March 5, 1995
REAL EMOTION falls back on cliché. In times of sorrow as well as times of joy, you think thoughts and feel emotions that every single human being has felt since we qualified for the name.
You read William Shakespeare and you think, "Didn't the guy have any original thoughts? This stuff is clichés from beginning to end." And then you realize that he said what we all need to say and he said it so well that we took his words and just plugged them in and forgot all about the author.
Lyrics to songs, the sappier and more sentimental the better. Hackneyed phrases, time-worn words. That's what you frame your thoughts around because they say what you need to say so well that you just pick them up and use them.

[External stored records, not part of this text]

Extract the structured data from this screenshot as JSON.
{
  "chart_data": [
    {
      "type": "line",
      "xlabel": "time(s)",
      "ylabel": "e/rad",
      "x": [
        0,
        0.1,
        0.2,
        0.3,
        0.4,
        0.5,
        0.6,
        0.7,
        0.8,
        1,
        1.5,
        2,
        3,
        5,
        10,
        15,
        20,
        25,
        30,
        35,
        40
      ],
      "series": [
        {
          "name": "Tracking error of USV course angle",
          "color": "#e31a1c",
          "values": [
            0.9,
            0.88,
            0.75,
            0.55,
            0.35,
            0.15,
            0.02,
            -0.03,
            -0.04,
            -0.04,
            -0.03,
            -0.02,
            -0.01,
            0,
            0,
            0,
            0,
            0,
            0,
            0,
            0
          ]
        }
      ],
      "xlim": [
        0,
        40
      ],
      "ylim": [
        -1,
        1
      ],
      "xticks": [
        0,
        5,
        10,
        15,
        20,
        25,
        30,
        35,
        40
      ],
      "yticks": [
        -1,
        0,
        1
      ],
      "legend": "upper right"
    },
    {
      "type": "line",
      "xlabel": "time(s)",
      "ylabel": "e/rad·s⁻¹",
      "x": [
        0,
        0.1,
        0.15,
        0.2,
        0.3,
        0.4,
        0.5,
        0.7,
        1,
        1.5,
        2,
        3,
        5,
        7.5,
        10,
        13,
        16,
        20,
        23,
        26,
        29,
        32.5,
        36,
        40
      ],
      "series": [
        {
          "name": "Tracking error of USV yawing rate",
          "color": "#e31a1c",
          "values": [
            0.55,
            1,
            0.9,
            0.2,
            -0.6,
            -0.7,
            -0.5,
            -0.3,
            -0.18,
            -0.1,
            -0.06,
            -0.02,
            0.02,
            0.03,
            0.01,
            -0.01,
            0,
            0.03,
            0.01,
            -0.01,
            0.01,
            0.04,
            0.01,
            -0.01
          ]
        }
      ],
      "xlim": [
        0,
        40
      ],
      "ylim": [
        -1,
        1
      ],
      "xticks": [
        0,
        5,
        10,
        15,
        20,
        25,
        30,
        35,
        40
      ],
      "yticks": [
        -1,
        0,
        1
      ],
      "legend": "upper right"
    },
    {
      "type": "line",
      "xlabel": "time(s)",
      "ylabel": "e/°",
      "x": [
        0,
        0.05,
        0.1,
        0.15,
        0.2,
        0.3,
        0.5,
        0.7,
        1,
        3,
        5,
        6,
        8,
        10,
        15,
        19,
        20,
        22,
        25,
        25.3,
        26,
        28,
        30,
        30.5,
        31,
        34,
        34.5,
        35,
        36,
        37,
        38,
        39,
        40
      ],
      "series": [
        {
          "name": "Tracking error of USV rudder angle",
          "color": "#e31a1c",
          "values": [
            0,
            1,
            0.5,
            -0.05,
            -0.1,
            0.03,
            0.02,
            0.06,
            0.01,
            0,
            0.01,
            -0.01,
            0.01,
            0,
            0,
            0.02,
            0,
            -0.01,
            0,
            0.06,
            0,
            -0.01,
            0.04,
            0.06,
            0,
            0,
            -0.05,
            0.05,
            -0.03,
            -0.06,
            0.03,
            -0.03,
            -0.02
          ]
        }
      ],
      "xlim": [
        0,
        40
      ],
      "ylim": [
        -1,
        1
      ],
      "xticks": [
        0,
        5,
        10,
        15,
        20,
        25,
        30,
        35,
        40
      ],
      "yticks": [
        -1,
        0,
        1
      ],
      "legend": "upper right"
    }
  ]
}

These pieces that I've written draw deeply from that well of language that really says what I need to say except that somebody else has beaten me to the punch, so I just take their words and work with them and play off them and change them around a little bit, because these are the tools ready to my hand and I'd be a fool not to use them.
This is serious business and I have no time to try to be original. I feel a deep communion with all those fellow sufferers. All those old men who once were young men, all those atoms of dust that once were a living, breathing human being like myself. All that pain and sorrow and joy that's been preserved and passed on in words to help me when I needed help more than I've ever needed help before.
You take your comfort where you can get it, both from the living and from the dead. It may be that your best friends died twenty-five hundred years before you were born.
Those Old Guys, They Stole All Our Best Lines (March 5) Though I have not been able to find the exact source, my memory is that it was said by the type designer Frederick W. Goudy, in reference to type designers of ages gone past.